Los tres sonrieron y se acercaron a donde ella estaba -Abuela debo decirte algo- comenzó la pequeña.

-¿Que pasa?- les preguntó mientras los miraba en señal de ponerles toda la atención.

-Creemos que mamá despertará- le respondió seriamente contemplando a la mujer en el suelo con sus dorados orbes.

-¿Cómo dices?- le preguntó bastante consternada mientras lentamente comenzaba a levantarse.

-Ya esta aqui- le dijo Tian a la anciana

De inmediato la cabaña de la que los pequeños habían salido se iluminó con un haz de blanca luz que parecía provenir del cielo y un gran estruendo hizo temblar el lugar. Kaede cubrió a los pequeños apegándose al suelo y agarraba sus cabezas para mantenerlos calmados.

-No abuela debemos ir- le dijo Yayoi a la otra.

La mujer negó con la cabeza, estaba asustada por la violencia con que se movía todo lo que estaba cerca de ellos.

-Abuela dejanos ir- insistió el mayor mirándola suplicante.
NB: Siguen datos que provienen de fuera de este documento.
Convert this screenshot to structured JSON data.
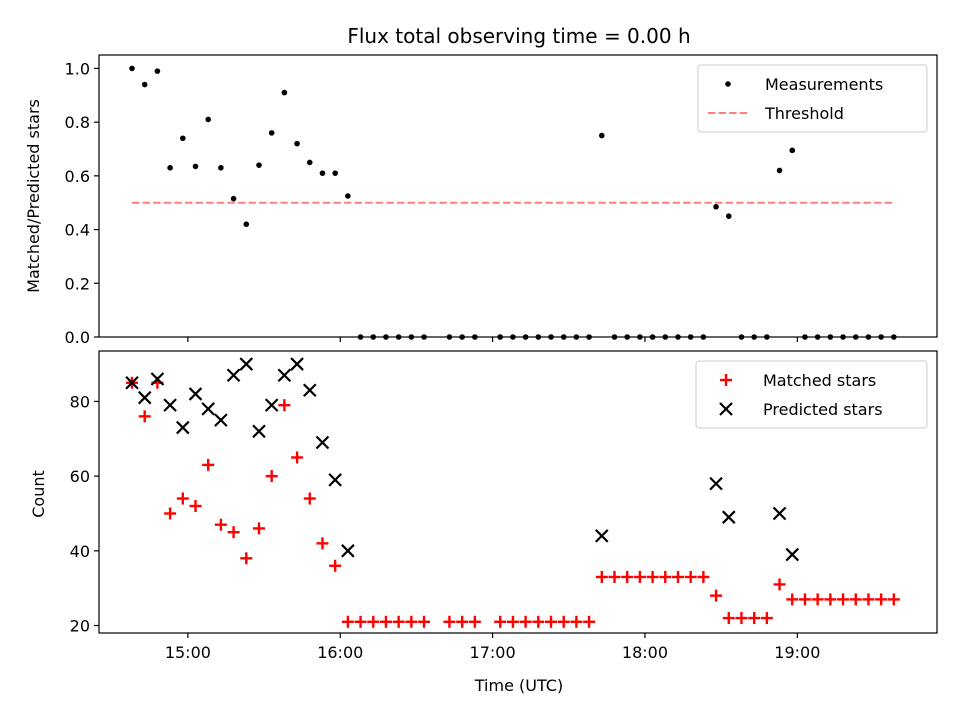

La mujer estaba ahora un poco más convencida pero aún veía alternativas para acercarlos ella misma.

-Abuela...- le llamó el de en medio.

Al final Kaede accedió y se levantó para dejarlos salir de entre sus brazos -Tengan cuidado- les gritó mientras los veía alejarse.

Los tres se tomaron de las manos y entraron a la choza y al instante la casa desapareció con todo y sus ocupantes incluidas la azabache. Sólo quedó el espacio donde antes había estado la edificación y el temblor, la luz y todo lo demás volvió a la normalidad justo como si nada hubiera pasado.

La anciana no podía creer lo que veía y ahora como se enfrentaría al demonio que estaba tan prendado de la chica que había desaparecido de nuevo.